Spain tightens proposed hedge fund rules |
Date: Wednesday, February 17, 2010
Author: Huw Jones, Reuters
European Union president Spain tightened proposed rules to regulate hedge
funds and private equity groups, prompting accusations of protectionism from
within the industry but potentially speeding up moves towards a deal. Spain recommended non-EU funds should only be marketed in a member state if
"appropriate cooperation agreements" are in place between regulators of the
countries involved. The presidency's previous proposal had maintained the status quo by saying EU
states should be allowed to have third country funds on their turf unhindered. The amendment would modify a broader EU blueprint for the industry, under
which managers of alternative investment funds would have to obtain
authorisation and make regular disclosures to supervisors in return for being
able to offer their services across the 27-nation bloc under strict conditions. The blueprint dovetails with global efforts to shine a light on all parts of
the financial system by applying lessons from the credit crunch. EU states and the European Parliament have the final say on the law authored
by the bloc's executive European Commission. Britain is likely to oppose Spain's amendment as it wants to continue with
existing national approval regimes, seen as a preferable option to tough pan-EU
marketing rules. EU states will discuss the new compromise this week and next. If backed by
member states, it would put them in line with Jean-Paul Gauzes, the French
centre-right lawmaker who is steering the bill through parliament.

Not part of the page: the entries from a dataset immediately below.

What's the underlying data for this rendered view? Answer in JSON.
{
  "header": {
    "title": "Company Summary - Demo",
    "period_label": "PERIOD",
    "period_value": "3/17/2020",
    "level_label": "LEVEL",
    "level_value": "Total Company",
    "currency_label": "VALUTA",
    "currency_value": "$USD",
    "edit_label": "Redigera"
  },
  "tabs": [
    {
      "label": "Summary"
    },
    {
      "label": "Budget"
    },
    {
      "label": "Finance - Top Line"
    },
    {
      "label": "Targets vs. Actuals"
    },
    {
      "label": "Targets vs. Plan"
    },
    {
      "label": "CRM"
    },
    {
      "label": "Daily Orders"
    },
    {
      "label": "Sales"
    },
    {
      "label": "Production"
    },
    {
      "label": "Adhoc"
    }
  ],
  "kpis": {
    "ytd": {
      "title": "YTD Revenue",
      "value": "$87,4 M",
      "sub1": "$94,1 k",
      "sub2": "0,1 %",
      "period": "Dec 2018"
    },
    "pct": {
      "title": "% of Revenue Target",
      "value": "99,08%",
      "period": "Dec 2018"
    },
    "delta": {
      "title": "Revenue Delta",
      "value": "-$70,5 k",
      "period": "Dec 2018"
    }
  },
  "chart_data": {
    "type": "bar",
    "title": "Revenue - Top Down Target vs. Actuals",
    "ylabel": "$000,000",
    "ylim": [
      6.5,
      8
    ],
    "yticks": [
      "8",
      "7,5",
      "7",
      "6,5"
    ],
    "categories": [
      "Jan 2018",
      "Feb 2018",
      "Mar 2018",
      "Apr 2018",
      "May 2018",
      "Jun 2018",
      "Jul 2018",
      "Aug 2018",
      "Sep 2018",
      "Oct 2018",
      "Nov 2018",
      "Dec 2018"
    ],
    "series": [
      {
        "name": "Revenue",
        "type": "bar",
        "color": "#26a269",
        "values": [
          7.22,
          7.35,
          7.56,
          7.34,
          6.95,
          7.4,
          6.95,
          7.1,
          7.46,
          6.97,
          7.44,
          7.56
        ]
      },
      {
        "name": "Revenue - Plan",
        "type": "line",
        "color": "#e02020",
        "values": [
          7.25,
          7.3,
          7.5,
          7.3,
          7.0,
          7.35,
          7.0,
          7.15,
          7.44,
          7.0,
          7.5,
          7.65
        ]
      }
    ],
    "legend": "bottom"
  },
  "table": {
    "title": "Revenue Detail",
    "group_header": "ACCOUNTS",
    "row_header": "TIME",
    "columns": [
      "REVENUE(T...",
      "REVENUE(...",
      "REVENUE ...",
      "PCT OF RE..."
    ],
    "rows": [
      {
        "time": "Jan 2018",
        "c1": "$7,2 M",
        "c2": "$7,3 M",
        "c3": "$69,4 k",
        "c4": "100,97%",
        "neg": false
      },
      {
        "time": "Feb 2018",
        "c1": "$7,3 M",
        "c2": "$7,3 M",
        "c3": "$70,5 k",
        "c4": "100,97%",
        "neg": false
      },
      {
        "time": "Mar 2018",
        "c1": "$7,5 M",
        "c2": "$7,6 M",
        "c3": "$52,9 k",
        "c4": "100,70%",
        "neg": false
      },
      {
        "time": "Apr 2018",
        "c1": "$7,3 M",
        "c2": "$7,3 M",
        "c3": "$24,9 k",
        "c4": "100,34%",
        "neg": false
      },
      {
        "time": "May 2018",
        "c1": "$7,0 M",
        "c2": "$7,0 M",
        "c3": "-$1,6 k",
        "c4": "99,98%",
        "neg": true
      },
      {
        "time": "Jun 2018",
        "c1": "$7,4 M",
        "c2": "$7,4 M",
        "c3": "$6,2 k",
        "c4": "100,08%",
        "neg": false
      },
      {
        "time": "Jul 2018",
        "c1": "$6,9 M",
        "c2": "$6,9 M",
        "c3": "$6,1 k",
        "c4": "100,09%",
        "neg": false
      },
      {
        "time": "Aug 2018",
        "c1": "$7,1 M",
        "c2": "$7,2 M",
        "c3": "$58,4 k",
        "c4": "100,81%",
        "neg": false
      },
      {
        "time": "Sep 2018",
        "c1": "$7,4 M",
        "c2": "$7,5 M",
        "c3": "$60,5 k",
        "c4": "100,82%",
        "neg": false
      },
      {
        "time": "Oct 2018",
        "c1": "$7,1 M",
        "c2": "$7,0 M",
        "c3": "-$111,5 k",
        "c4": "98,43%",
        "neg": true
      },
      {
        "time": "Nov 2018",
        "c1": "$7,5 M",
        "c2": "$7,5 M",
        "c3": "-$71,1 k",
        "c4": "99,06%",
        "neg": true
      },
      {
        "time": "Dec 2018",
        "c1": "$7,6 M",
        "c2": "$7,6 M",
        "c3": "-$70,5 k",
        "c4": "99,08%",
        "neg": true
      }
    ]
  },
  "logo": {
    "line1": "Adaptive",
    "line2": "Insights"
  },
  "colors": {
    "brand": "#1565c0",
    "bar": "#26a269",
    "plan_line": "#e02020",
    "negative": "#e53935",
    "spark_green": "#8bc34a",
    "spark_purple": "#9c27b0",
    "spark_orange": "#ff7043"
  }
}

Gauzes has proposed that third country funds can be marketed in a member
state if a manager's head office is in the EU or information exchange
cooperation agreements are in place between the relevant regulators. 'MORE INTRUSIVE' APPROACH Andrew Baker, chief executive of the Alternative Investment Management
Association, said Spain was proposing a more intrusive approach and cooperation
arrangements were open to wide interpretation. "You either have EU rules or you have national rules. The idea of something
in between is a bad one," Baker told Reuters. "We are concerned that the original text of the directive, which is
protectionist in nature where it came to third countries, could be drifting
back," Baker said. Baker said any curbs on investors in Europe would hit asset managers in the
United States, Canada, Switzerland, Hong Kong, Singapore, Japan, Australia and
South Africa. Spain has also proposed that individual EU states be allowed not to apply
planned thresholds that bring fund managers under the rules. "It's edging towards the idea that yet more funds can be included. It's
offering the lure that there is more to be gained by not having a threshold or
carve-out for smaller firms," Baker said.